Baru Saja Bertemu Hujan


"Sudah sejak kapan hujan turun?" tanyaku pada suatu hari.
"Sejak lama, sejak kamu patah hati," jawab satu bayangan dalam cermin.
"Memangnya aku pernah patah hati?"
"Jawab saja sendiri!"
"Bukannya aku jatuh cinta setiap hari?"
"Jatuh cinta lalu patah hati lagi lalu jatuh cinta lagi."
"Jadi, aku tidak tahu diri ya?"
"Mana aku tahu," jawabnya bosan.
"Jadi, sejak kapan hujan turun?"
"Sejak kamu patah hati. Cukup. Ini jawaban kesembilan ratus dua puluh. Diam dan pergilah!"

Aku mengalah, lalu pergi.

***

Hari ini aku bertemu hujan. Mereka telah lama merindukan aku, merindukan saat-saat menyenangkan ketika mereka menyentuh kulitku. Entah kapan terakhir kali aku basah kuyup sambil tertawa kegirangan karena hujan. Hari semacam ini terulang. Aku melaju, menembus hujan, membiarkan butiran air itu menerpa wajahku. Sakit. Tapi biarkan. Itu lebih nikmat daripada segelas lemon tea yang sesaat sebelumnya aku teguk. Aku dengar mereka mengucapkan apa kabar. Aku tidak menjawab, kupikir mereka sudah sangat mengerti. Mereka selalu membuatku bahagia dengan cara yang begitu sederhana. Aku tertawa. Mereka menggelitik. Aku lupa bahwa aku sedang bersedih. Atau aku pura-pura lupa? Atau jangan-jangan aku tidak lupa sama sekali, melainkan aku sedang menertawakan kesedihan itu.
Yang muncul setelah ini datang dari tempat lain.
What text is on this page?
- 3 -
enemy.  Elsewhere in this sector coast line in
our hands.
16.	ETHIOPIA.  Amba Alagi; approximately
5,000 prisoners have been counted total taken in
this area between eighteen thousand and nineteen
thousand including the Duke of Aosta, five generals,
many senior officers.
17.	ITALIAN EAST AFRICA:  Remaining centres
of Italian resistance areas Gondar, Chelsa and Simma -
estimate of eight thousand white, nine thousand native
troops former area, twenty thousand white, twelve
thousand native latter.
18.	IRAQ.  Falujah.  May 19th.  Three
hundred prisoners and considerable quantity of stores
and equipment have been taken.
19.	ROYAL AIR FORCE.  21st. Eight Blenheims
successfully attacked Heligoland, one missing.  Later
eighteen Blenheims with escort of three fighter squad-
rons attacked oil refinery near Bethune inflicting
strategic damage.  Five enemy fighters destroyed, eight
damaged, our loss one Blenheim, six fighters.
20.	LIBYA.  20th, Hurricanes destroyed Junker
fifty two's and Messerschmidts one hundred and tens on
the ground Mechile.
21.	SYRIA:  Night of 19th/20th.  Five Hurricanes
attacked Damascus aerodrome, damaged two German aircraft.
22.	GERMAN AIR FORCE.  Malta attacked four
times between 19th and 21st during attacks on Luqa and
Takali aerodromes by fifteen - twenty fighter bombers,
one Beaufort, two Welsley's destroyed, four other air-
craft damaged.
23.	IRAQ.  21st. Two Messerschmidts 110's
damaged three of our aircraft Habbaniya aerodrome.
Tampaknya aku masih tidak peduli bahwa aku mulai kedinginan. Bibirku memerah lalu perlahan membiru. Sebelum aku jatuh dan tersungkur dalam euforia penuh ironi ini, sebelum aku terjebak dalam dingin lain yang entah datang dari mana, lebih baik aku pulang dan mulai meneguk beberapa cangkir kopi hingga malam, lalu pagi. Satu cangkir untuk langit mendung. Sudah di perut. Satu cangkir untuk bintang-bintang yang belum menyampaikan kabar sejak hujan sering turun, sejak aku katanya patah hati. Dan... Tiga cangkir untuk aku sendiri, yang bodoh, yang pengecut, yang selalu salah. Untuk aku sendiri, yang masih takut bertemu kamu, Kecil.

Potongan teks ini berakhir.